The women were hired by farm labor contractor Valley Harvest LLC and started their employment at Nug Farms in June. Throughout the course of their employment, the three sisters raised concerns to a company executive that they were not being compensated for time spent waiting in temperature check lines prior to their shifts. They also shared concerns about a lack of social distancing in their workplace, in which dozens of people worked in cramped conditions, the complaint notes.
The sisters also advocated for workers who weren't fluent in English, according to the suit.
In August, Andrea and Rachel Montelongo raised concerns about injuries they incurred after not being provided personal with protective equipment despite instructions to directly handle bleach, according to the complaint.
The same month, Rachel Montelongo left work one day to treat her postpartum depression and her sisters left with her. But the next day, one of the sisters received a phone call from human resources that conveyed all three women were fired from the farm, according to the complaint. Andrea Montelongo was told that she and her sister, Rachel Montelongo, was being fired for working too slowly and arriving late to work. When the sisters picked up their final checks, they were informed that Alejandra Montelongo was being fired due to overwatering certain plants.
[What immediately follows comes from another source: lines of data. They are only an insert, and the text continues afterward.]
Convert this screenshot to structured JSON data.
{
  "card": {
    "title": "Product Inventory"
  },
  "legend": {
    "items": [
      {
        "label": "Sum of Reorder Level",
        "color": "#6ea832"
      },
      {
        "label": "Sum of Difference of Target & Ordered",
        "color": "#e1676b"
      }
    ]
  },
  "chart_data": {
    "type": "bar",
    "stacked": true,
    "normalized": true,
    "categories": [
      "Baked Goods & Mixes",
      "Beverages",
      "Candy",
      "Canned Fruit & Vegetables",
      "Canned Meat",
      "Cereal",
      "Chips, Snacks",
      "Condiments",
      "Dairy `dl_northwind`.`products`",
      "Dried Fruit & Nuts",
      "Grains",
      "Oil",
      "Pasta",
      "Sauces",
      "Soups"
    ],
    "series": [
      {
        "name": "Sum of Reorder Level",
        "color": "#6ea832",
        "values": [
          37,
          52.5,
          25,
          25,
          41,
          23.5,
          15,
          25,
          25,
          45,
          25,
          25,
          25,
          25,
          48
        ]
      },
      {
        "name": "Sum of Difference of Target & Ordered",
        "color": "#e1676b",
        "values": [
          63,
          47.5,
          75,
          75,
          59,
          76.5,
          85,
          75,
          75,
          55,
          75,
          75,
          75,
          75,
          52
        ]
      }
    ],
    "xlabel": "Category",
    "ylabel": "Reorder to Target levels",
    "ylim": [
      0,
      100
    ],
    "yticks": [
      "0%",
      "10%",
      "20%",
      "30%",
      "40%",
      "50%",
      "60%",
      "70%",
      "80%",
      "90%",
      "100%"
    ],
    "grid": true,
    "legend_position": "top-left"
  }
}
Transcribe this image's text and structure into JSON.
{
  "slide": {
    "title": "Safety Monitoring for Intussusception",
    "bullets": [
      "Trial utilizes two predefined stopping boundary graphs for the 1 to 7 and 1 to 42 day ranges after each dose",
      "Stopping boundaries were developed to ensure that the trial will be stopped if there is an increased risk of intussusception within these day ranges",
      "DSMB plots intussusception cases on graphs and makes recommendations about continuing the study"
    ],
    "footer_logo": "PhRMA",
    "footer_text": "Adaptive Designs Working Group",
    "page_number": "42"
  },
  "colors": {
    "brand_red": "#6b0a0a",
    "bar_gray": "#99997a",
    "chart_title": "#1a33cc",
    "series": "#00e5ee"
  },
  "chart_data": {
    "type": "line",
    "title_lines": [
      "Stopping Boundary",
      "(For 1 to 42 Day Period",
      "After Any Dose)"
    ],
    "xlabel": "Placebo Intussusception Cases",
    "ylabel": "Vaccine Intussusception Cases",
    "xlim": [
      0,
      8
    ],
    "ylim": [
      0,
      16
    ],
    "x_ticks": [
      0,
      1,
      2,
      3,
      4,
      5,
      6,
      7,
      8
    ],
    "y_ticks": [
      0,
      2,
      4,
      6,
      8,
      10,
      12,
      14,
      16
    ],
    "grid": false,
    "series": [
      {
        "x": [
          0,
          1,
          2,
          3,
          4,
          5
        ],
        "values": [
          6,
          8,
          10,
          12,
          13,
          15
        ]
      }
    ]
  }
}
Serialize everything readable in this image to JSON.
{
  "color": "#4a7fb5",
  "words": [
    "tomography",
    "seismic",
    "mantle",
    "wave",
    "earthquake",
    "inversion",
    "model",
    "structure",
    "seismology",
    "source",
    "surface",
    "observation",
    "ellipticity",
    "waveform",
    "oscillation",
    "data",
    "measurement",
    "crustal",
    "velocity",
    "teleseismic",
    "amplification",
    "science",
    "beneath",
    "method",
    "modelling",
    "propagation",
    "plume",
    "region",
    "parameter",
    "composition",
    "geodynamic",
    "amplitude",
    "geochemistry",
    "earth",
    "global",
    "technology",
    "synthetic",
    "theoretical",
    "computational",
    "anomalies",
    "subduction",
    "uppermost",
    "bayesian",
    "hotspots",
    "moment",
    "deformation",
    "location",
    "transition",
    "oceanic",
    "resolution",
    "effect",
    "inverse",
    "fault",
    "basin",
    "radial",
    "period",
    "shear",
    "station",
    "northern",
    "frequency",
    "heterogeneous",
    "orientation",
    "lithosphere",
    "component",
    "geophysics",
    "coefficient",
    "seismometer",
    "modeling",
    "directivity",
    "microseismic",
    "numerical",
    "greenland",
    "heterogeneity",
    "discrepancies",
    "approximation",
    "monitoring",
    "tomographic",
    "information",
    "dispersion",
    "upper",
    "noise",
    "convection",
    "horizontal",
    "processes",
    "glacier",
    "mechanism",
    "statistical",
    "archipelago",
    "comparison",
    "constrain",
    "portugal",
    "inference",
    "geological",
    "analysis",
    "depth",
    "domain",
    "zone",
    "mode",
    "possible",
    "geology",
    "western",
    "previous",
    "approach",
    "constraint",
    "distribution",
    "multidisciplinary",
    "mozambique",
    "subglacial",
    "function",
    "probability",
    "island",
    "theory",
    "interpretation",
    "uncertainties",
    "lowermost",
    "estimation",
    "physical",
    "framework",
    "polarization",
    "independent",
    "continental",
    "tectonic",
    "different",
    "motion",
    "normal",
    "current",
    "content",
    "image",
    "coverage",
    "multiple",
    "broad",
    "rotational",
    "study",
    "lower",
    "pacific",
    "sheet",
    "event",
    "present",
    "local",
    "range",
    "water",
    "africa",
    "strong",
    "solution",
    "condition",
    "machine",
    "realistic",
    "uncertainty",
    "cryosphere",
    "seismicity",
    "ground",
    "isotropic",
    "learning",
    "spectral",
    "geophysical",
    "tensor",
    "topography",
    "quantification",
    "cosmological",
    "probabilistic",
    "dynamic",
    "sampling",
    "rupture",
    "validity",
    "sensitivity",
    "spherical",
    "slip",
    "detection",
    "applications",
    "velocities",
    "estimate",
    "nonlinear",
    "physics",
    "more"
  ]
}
"Defendants were clearly lying about why they fired the Montelongo sisters," the suit says. "The close temporal proximity between the Montelongo sisters' complaints and their discharge as well as statements from their supervisors confirming that they were all good workers reveals that the real reason defendants fired the Montelongo sisters was that defendants believed the sisters were complainers."
In their suit, the sisters bring employment discrimination claims under the Americans with Disabilities Act, a number of retaliation claims and violations of a California state labor statute. They seek damages to compensate lost wages, including back pay and front pay, and other lost benefits.
Sebastian Lamar Miller, who is representing the sisters, told Law360 on Tuesday that employment cases are financially and emotionally significant to those unlawfully fired and that this suit is no exception.
"The next steps for my clients are to untangle the web of entities through which Nug Farms does business and then either resolve the case with a fair settlement or present our evidence to a jury whenever civil jury trials may resume in the Northern District of California," Miller said.
Representatives for Valley Harvest did not immediately respond to Law360's request for comment Tuesday.
The Montelongos are represented by Sebastian Lamar Miller of Sebastian Miller Law PC.
Counsel for the defendants could not be ascertained Tuesday.
The case is Montelongo et al. v. Valley Harvest LLC et al., case number 5:21-cv-00235, in the U.S. District Court for the Northern District of California.